Alston Cheung, who also won the competition, chose to design a Leatherman Wave® multi-tool. He noted, “During the process of producing the designs in NX, I learnt that attention to detail is crucial to producing a good image, whether modeling or visualizing. Also, a well-organized file naming and sorting system contributes to a smooth workflow. I would recommend NX to another student because it is very intuitive and easy to pick up.”
Rob Hartley won the award in his first year for modeling and visualizing a product that would fit in a shoebox. He chose to design a clock.
“One challenge was freeform modeling of the stand for the clock as this had not been taught during tutorials, and learning how to do that has been especially useful,” says Hartley. “I used features such as extruding, use of datum planes and mirroring bodies. I also used visualization features extensively, including material editing, advanced and image-based lighting and stage selection.”
“It is my responsibility to ensure that students are getting the latest technology and to encourage the concept of selflearning, particularly as this is such good preparation for work in industry,” comments Doyle. “Learning Advantage provided by Siemens Digital Industries Software helps to fulfill both these remits.”

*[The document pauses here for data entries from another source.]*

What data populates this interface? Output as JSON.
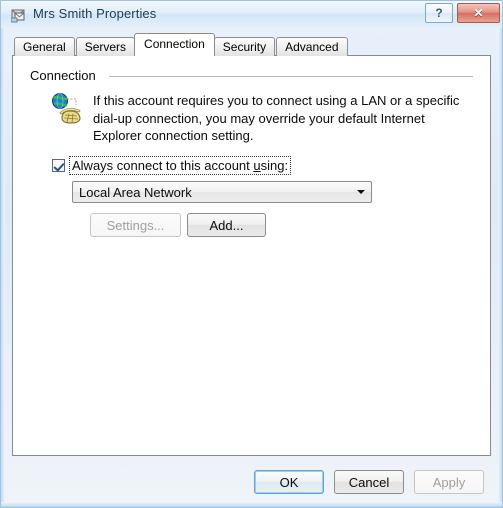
{
  "window": {
    "title": "Mrs Smith Properties",
    "title_icon": "mail-account-icon",
    "caption_buttons": {
      "help_label": "?",
      "help_icon": "question-mark-icon",
      "close_label": "✕",
      "close_icon": "close-x-icon"
    }
  },
  "tabs": [
    {
      "label": "General",
      "active": false
    },
    {
      "label": "Servers",
      "active": false
    },
    {
      "label": "Connection",
      "active": true
    },
    {
      "label": "Security",
      "active": false
    },
    {
      "label": "Advanced",
      "active": false
    }
  ],
  "group": {
    "label": "Connection",
    "icon": "globe-telephone-dialup-icon",
    "description": "If this account requires you to connect using a LAN or a specific dial-up connection, you may override your default Internet Explorer connection setting."
  },
  "checkbox": {
    "checked": true,
    "label_before": "Always connect to this account ",
    "label_accel": "u",
    "label_after": "sing:",
    "icon": "checkmark-icon"
  },
  "combo": {
    "value": "Local Area Network",
    "arrow_icon": "chevron-down-icon"
  },
  "buttons": {
    "settings": {
      "label": "Settings...",
      "enabled": false
    },
    "add": {
      "label": "Add...",
      "enabled": true
    },
    "ok": {
      "label": "OK",
      "enabled": true,
      "default": true
    },
    "cancel": {
      "label": "Cancel",
      "enabled": true
    },
    "apply": {
      "label": "Apply",
      "enabled": false
    }
  },
  "colors": {
    "titlebar_accent": "#d3e6f8",
    "close_button": "#d6705f",
    "default_button_focus": "#5aa4d6",
    "checkmark": "#21519e",
    "disabled_text": "#a0a0a0"
  }
}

Learning Advantage is an online resource of interactive tutorials that students can refer to for click-by-click guidance. Loughborough University has 1,500 subscriptions and Learning Advantage is embedded in the curriculum. Every student workstation has two screens for efficient and effective learning: one for NX and one for Learning Advantage.

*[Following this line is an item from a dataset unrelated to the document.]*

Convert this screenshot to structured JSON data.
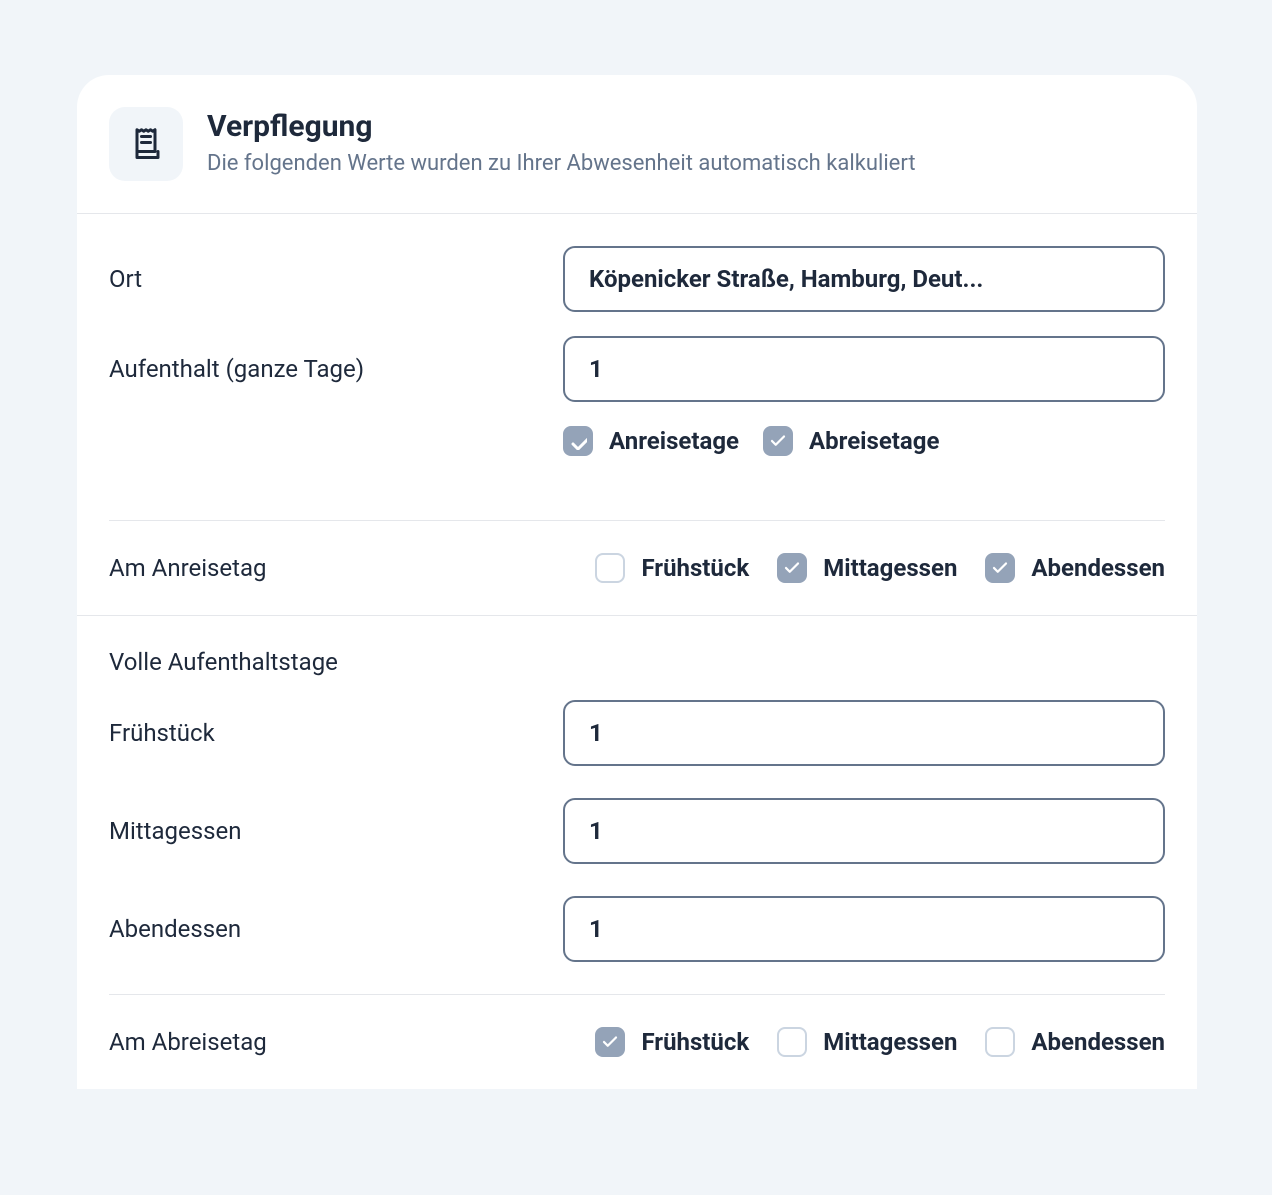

“NX is a comprehensive application, so we need good-quality training, and part of my job is to teach students how to use it,” says Doyle. “If I were producing my own materials I would have to spend time updating them regularly, but the richness of Learning Advantage frees up my tutorial time to focus on challenging engineering problems. When I am teaching advanced CAD processes such as complex surfaces, I can teach the fundamentals, set learning objectives, recommend a specific menu within Learning Advantage and know that students can continue to practice outside of class.”
“I’ve found the Learning Advantage resources very helpful,” comments Fazackerley. “We used them extensively in tutorials when learning the basics; they give good clarity to so much that NX has to offer. They’re also very useful if you’re struggling to model something, as it’s almost certain that there will be a stepbystep guide and a tutorial in Learning Advantage that will give a much-needed push in the right direction.”
Cheung adds, “I really like the fact that the interactive tutorials are broken down into relatively short sections, so I can pick and choose the ones that I think will be helpful to me. The step-by-step instructions give very clear guidance, making the procedures easy to understand. The pictures and screen captures used allow me to know if I’ve done something correctly or not, which I find is very important when learning new features.”
“Learning Advantage was very helpful when I was first rendering and visualizing in NX,” notes Hartley. “The ability to do detailed rendering in NX has helped a lot in projects since then. The step-by-step teaching of a process can be used alongside our own modeling processes, or as part of coursework.”
Doyle notes, “NX provides a complete toolbox for design-to-manufacturing. It is an industry-standard application that enables students to develop advanced CAD skills and demonstrable employability.”
Hartley is clear proof of this: “I would definitely recommend NX to another student. It has extremely wide capabilities and I find it easy and intuitive to use. I have recently learnt how to program tool paths and do simulations with it. Having knowledge in NX has helped me to secure an industrial placement next year, too.”